May 13, 2011
Be Specific: Perceived Media Bias Can Lead To Political Action
Politicians should be careful when they rail against mainstream news media. A study from North Carolina State University shows that perceived bias of media outlets can lead to increased political engagement "“ but only on specific issues. When there is a general perception of bias in the news media it actually results in increased apathy among citizens.
"With this study, we wanted to see whether people's perception of media bias affected their political participation, beyond voting," says Dr. Andrew Binder, an assistant professor of communication at NC State and co-author of a paper describing the research. "For example, if people think the news media do not reflect their views, are they less politically engaged? Or does it spur them to take political action?" Answer: It depends.In the first part of the study, researchers asked 485 survey respondents if they felt news media were biased against their views in general.
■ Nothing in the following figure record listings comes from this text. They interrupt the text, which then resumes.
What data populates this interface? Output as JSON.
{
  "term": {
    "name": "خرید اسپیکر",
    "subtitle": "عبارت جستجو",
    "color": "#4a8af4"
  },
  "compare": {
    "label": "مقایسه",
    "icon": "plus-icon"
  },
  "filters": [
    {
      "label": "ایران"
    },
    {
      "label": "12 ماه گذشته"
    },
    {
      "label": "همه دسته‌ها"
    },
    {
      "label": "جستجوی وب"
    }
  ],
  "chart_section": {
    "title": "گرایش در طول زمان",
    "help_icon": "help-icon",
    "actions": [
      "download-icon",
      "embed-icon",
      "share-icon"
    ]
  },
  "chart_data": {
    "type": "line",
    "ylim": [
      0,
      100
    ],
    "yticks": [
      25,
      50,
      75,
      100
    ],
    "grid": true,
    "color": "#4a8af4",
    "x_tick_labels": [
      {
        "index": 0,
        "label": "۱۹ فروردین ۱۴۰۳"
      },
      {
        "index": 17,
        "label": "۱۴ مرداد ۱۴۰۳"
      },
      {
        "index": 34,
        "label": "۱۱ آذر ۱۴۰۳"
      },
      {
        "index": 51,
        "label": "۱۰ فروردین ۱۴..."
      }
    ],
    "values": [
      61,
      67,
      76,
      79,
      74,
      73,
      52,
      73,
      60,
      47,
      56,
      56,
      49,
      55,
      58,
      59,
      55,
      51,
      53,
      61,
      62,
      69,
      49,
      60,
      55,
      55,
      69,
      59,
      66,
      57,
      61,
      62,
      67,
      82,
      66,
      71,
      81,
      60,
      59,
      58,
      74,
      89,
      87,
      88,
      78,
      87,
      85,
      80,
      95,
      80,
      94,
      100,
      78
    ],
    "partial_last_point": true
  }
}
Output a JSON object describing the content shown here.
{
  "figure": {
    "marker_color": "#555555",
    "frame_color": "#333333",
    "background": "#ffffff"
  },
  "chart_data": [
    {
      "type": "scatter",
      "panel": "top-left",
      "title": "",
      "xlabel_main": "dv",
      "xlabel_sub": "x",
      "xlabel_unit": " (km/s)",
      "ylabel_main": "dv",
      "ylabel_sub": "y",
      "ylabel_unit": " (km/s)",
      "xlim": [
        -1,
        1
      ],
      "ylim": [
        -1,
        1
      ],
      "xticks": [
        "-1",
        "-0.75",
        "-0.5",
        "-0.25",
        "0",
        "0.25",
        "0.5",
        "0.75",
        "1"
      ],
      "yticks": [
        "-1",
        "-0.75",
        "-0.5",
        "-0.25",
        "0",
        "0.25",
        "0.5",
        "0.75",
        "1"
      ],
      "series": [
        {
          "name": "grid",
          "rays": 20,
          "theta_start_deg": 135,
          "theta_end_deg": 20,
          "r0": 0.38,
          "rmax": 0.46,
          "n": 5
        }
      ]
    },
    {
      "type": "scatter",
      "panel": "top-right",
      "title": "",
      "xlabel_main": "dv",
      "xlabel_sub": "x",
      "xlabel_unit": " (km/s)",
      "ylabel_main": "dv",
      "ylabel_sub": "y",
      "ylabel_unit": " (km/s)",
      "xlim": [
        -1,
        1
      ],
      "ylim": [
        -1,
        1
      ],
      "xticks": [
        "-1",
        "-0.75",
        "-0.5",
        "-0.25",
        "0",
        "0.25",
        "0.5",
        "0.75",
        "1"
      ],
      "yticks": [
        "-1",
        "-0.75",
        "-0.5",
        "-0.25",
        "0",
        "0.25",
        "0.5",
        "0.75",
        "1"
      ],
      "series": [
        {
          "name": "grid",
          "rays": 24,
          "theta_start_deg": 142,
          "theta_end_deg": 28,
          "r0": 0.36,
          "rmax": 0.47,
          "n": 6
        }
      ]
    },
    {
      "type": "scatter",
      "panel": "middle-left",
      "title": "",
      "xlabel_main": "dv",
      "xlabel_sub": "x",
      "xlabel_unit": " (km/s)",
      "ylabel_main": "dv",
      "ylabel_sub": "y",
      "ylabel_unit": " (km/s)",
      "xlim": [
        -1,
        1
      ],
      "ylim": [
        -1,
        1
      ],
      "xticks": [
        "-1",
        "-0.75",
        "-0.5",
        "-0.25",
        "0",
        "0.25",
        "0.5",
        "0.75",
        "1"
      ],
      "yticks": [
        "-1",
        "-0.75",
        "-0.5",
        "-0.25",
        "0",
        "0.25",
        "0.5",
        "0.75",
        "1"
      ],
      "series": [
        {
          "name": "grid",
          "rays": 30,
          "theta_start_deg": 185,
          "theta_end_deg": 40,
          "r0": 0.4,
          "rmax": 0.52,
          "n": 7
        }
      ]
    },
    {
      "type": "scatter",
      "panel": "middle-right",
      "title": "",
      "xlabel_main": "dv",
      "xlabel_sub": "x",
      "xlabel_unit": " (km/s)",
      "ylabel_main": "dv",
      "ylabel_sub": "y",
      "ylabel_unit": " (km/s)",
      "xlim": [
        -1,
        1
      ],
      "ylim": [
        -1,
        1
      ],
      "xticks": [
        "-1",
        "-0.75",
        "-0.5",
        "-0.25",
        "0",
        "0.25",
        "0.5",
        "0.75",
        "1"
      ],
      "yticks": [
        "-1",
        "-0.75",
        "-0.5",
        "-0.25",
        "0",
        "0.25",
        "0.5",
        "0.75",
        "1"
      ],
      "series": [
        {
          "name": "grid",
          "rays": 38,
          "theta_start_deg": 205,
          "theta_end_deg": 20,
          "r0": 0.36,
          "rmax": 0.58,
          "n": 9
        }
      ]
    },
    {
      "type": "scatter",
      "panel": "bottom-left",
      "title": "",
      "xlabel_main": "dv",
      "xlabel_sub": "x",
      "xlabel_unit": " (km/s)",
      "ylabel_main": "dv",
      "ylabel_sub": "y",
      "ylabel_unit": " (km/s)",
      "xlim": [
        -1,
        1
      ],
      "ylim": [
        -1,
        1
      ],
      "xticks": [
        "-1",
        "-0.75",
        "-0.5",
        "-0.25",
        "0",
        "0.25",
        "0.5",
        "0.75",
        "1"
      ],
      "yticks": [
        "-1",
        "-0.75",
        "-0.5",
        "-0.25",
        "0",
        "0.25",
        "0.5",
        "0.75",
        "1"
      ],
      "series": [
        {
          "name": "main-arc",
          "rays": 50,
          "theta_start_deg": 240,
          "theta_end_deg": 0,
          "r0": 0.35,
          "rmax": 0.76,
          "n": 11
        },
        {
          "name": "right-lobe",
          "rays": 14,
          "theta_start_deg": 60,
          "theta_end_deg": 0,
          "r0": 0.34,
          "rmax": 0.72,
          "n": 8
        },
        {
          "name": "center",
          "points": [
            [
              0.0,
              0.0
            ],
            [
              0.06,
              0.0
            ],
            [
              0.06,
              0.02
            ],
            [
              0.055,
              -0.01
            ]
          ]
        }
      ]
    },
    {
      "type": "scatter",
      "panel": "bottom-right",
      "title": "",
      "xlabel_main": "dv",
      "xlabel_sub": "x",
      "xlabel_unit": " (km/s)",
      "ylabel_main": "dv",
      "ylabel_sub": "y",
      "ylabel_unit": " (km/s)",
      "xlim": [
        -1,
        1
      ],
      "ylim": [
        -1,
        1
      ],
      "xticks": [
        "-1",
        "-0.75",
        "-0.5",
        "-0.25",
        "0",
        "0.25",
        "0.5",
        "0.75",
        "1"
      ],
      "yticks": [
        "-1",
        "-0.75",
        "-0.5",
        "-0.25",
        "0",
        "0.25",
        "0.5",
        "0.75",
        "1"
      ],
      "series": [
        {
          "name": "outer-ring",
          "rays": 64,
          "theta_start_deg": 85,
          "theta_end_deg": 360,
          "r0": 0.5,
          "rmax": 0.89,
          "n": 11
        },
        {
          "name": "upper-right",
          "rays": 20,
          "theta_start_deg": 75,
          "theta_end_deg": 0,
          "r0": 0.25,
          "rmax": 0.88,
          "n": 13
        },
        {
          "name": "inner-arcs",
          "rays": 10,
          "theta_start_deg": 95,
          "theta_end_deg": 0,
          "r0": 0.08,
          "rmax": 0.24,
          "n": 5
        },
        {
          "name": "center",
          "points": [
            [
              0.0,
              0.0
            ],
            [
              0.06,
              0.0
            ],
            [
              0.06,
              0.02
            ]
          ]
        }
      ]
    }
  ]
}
The respondents were then asked a series of questions designed to capture the extent of each participant's political engagement "“ from working for a political campaign to writing a "letter to the editor."
The researchers found no direct evidence of a connection between perceived bias and political engagement, but did find some evidence that perceived bias undermined both people's trust in government and belief that they could influence government. Ultimately, this indirect influence also undermined their likelihood of engaging in political behavior.
In the second part of the study, researchers asked about a particularly controversial political issue. Specifically, 508 respondents were asked whether they felt mainstream media were biased against their views on stem cell research. They were then asked about the extent of their political engagement in regard to stem cell research.
On this specific issue, the researchers found a direct link between perceived media bias and an increase in political action.
"The people who perceived the most media bias on stem cell research were also the most willing to join a demonstration or take other political action," Binder says. "I think this shows that people are more likely to get involved in the political process if they do not feel their views are represented by the media on specific issues. That does not hold true for people who feel a general disconnect between their overarching views and the media.
"This has clear implications for politicians and interest groups. It seems to be far less effective for them to make sweeping claims that the media are universally biased than it is for them to attack the media on specific issues."
The paper, "The Role of Perceptions of Media Bias in General and Issue-Specific Political Participation," is published in the May issue of Mass Communication and Society. The paper was co-authored by Binder; Dr. Shirley Ho of Nanyang Technological University; Dr. Amy Becker of Towson University; Dr. Patricia Moy of the University of Washington; and Drs. Dietram Scheufele, Dominique Brossard and Albert Gunther of the University of Wisconsin. The research was supported by the U.S. Department of Agriculture.
NC State's Department of Communication is part of the university's College of Humanities and Social Sciences.